Health, Skills and Labor Market Success

Sammanfattning: This thesis deals with the interplay between education, labor markets and health. It consists of five studies exploiting large-scale administrative datasets from Sweden. The first study asks if health and educational attainment are related within monozygotic twin (MZ) pairs. This is motivated by the literature using MZ twins to estimate the returns to schooling. If a healthier twin tends to get more education, these estimates would be plagued by a “health bias”. However, we find no evidence that health and education would be related within MZ twin pairs. The second study examines the labor market consequences of health problems. Our analysis is based on most broad categories of health problems and we consider labor market outcomes along several dimensions, such as earnings and employment. We find that most types of health problems have negative effects and the strongest ones are obtained for mental problems. The third study considers the effect of parental education on offspring outcomes. Our research design exploits a compulsory school reform. We find that more educated mothers get healthier and more skilled children. Paternal education has no significant effect on offspring outcomes however.

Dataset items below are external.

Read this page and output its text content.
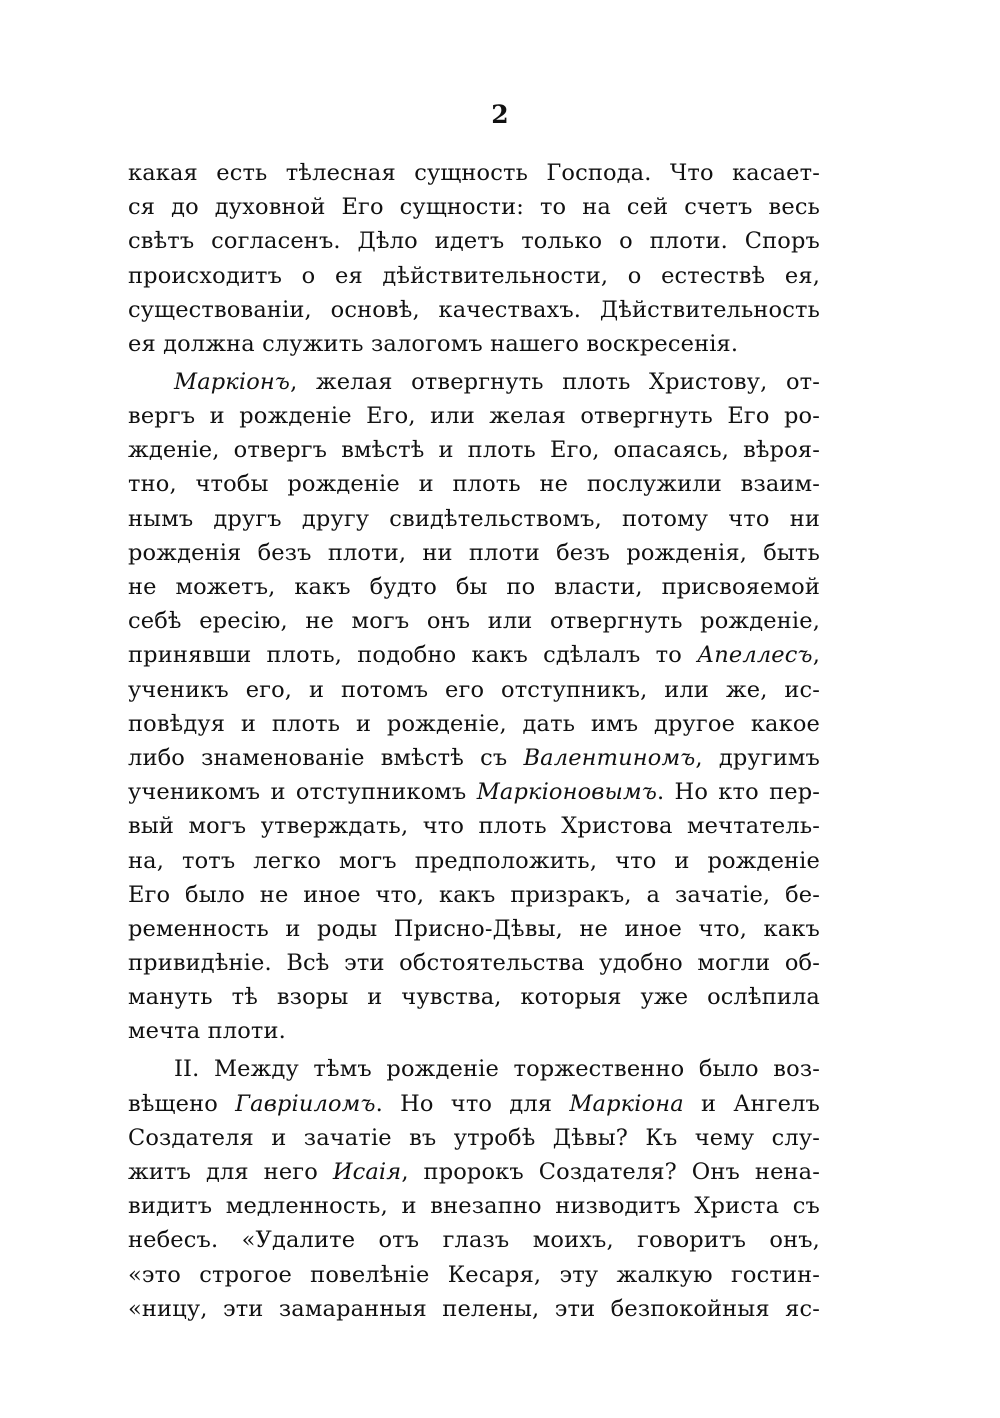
2
какая есть тѣлесная сущность Господа. Что касает-
ся до духовной Его сущности: то на сей счетъ весь
свѣтъ согласенъ. Дѣло идетъ только о плоти. Споръ
происходитъ о ея дѣйствительности, о естествѣ ея,
существованіи, основѣ, качествахъ. Дѣйствительность
ея должна служить залогомъ нашего воскресенія.
Маркіонъ, желая отвергнуть плоть Христову, от-
вергъ и рожденіе Его, или желая отвергнуть Его ро-
жденіе, отвергъ вмѣстѣ и плоть Его, опасаясь, вѣроя-
тно, чтобы рожденіе и плоть не послужили взаим-
нымъ другъ другу свидѣтельствомъ, потому что ни
рожденія безъ плоти, ни плоти безъ рожденія, быть
не можетъ, какъ будто бы по власти, присвояемой
себѣ ересію, не могъ онъ или отвергнуть рожденіе,
принявши плоть, подобно какъ сдѣлалъ то Апеллесъ,
ученикъ его, и потомъ его отступникъ, или же, ис-
повѣдуя и плоть и рожденіе, дать имъ другое какое
либо знаменованіе вмѣстѣ съ Валентиномъ, другимъ
ученикомъ и отступникомъ Маркіоновымъ. Но кто пер-
вый могъ утверждать, что плоть Христова мечтатель-
на, тотъ легко могъ предположить, что и рожденіе
Его было не иное что, какъ призракъ, а зачатіе, бе-
ременность и роды Присно-Дѣвы, не иное что, какъ
привидѣніе. Всѣ эти обстоятельства удобно могли об-
мануть тѣ взоры и чувства, которыя уже ослѣпила
мечта плоти.
II. Между тѣмъ рожденіе торжественно было воз-
вѣщено Гавріиломъ. Но что для Маркіона и Ангелъ
Создателя и зачатіе въ утробѣ Дѣвы? Къ чему слу-
житъ для него Исаія, пророкъ Создателя? Онъ нена-
видитъ медленность, и внезапно низводитъ Христа съ
небесъ. «Удалите отъ глазъ моихъ, говоритъ онъ,
«это строгое повелѣніе Кесаря, эту жалкую гостин-
«ницу, эти замаранныя пелены, эти безпокойныя яс-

In the fourth study, we ask if less healthy or less skilled individuals are more affected by state of the labor market. To the extent that individuals are averse to labor market risk, such findings would suggest penalties on individuals that are already disadvantaged. We find that individuals in poor health or with low non-cognitive skills are more sensitive to unemployment than other groups. The fifth study exploits a policy change to determine the price sensitivity of medical demand. We find that when visits became free of charge, individuals saw a doctor more often. The size of the response differs by income and health but not by educational attainment.